There is a math program called Right Start Math which uses a lot of manipulatives including an abacus, shapes, number balance scale, blocks, and more to teach basic math. I’ve seen this program and it seems good if you don’t mind keeping track of many separate manipulatives. I know a few homeschool families who have had good outcomes with this program.


I switched from Abeka to Christian Light Education after first grade. While Abeka was thorough, it wasn’t very engaging. The work in Abeka was very repetitive and he was getting burned out by the end of the year. While still a workbook based curriculum, CLE is more engaging because they have more variety of activities in their workbooks even though they are plainer (less color and illustrations). This helped him focus on the work instead of the illustrations.

There are a few other reasons CLE is better than Abeka for hands-on learners. Abeka reading only had very basic comprehension questions whereas CLE has a full range of reading and comprehension skills. CLE also has study skills lessons which Abeka didn’t. I think these are important to learn (especially for kinesthetic learners) and not all parents know them or how to teach them. Having them built into the curriculum is great.

The goal of any reading program is ultimately to get students reading real books. The best was to do this is to expose them to quality literature as soon as possible. Readers and levelized stories have their place, but quality literature for children should not be left out.


For history we use literature and activities based programs from WinterPromise instead of a history text. This is more of a Charlotte Mason approach. He’s doing well and really enjoying the reading selections. Most are historical fiction or single topic books. There are a variety of hands-on activities to reinforce the topics each week, instead of the usual narrative or fill-in-the-blank style worksheet.


My son is gifted in science besides being a hands-on learner, so finding a science program has always been a challenge. He enjoys reading about science, but finds traditional elementary texts too dull and easy. However, he’s enjoyed many of the books in the God’s Design series. There are activities that go along with many of the lessons, but often there is a lot of parent prep and help needed for them.

He’s also done the Real Science 4 Kids series the last 2 years. These have a separate lab book for write-ups of the activities. While he really enjoyed the readings, we both found the labs, and especially the lab book, tedious. The instructor guide didn’t help much either. As a result, my son was understanding the science theory from the books this year, but I didn’t do many activities to reinforce and apply the concepts.

There is a company called Exploration Education that is a project-based curriculum for physical science.

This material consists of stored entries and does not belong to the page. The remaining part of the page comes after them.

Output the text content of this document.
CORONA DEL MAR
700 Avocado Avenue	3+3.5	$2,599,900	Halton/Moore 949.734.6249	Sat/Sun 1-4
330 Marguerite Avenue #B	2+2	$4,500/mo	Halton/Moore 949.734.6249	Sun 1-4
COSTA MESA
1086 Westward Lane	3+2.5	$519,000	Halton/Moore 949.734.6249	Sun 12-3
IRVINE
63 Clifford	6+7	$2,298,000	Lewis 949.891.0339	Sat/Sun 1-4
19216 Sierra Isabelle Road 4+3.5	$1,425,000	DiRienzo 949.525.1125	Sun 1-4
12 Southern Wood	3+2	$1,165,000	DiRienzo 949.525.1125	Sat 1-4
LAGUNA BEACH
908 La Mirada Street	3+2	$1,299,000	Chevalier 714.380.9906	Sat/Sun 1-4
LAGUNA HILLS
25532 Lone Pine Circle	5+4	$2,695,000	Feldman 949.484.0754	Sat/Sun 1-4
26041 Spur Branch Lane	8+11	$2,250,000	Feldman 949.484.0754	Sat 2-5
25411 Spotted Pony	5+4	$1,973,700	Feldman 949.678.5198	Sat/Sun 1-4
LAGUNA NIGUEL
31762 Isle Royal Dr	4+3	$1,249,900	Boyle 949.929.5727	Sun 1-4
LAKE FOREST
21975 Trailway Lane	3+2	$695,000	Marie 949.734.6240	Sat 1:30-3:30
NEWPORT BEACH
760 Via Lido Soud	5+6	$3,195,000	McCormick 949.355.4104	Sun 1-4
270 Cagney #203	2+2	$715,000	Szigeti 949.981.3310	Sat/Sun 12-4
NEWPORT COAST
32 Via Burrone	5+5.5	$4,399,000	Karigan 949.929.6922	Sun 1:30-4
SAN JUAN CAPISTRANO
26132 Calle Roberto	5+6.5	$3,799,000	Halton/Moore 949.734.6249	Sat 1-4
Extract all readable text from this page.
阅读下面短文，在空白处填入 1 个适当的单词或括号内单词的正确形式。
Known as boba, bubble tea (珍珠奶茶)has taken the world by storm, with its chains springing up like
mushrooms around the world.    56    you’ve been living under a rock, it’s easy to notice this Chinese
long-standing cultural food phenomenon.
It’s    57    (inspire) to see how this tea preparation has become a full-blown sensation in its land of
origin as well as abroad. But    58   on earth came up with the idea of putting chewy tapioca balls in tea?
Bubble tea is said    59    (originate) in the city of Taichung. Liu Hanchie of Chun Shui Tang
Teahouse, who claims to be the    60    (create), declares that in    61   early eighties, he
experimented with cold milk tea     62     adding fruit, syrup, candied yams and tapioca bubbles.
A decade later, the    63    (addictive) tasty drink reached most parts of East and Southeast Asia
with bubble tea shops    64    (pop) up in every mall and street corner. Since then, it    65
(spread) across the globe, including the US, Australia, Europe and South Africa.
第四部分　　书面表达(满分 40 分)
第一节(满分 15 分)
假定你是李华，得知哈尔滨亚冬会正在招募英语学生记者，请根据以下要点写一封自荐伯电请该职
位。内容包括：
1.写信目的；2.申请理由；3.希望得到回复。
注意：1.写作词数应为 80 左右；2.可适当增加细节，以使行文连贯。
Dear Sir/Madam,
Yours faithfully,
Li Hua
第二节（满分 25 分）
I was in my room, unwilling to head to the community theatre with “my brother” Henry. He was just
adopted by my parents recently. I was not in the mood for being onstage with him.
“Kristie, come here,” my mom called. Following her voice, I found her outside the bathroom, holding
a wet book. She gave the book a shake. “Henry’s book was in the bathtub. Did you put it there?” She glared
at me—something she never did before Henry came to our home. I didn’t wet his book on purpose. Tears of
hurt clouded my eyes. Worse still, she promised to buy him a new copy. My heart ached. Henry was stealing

I want to use them next year.  I had a hard time keeping my kids away from their booth at the homeschool curriculum fair. Every time they wandered off, I found them at their booth playing with, and asking questions about, the projects on display.

Their lessons are multi-sensory. First, they each watch a cd video-text about the lesson. There are graphics and animation to help show the concepts. Then, they do the project or experiment. Finally, they do an activity/write up about the project. The second and third levels also have assessments. The first level has narration of the reading (which can be turned off for older kids using the level) so I don’t have to read everything to her. She can be listening while I’m helping her brother with his project.

The curriculum has 3 levels. Actually the third level includes all of the second and just adds on extra lessons for each unit. Anyway, the levels cover the same topics so both my kids could learn about similar concepts at the same time. There are 4 units. The first activity in each unit is a project. This project will then be used for all the other activities in that unit. They are pretty basic but seem to show very well the concepts.

Both kids would be doing separate activities, but about similar topics at the same time. I really liked this aspect of their programs. I wouldn’t need to keep up with totally separate science topics and figure out activities to go along with both of them. Also, it didn’t look like a lot of parent prep for the lessons.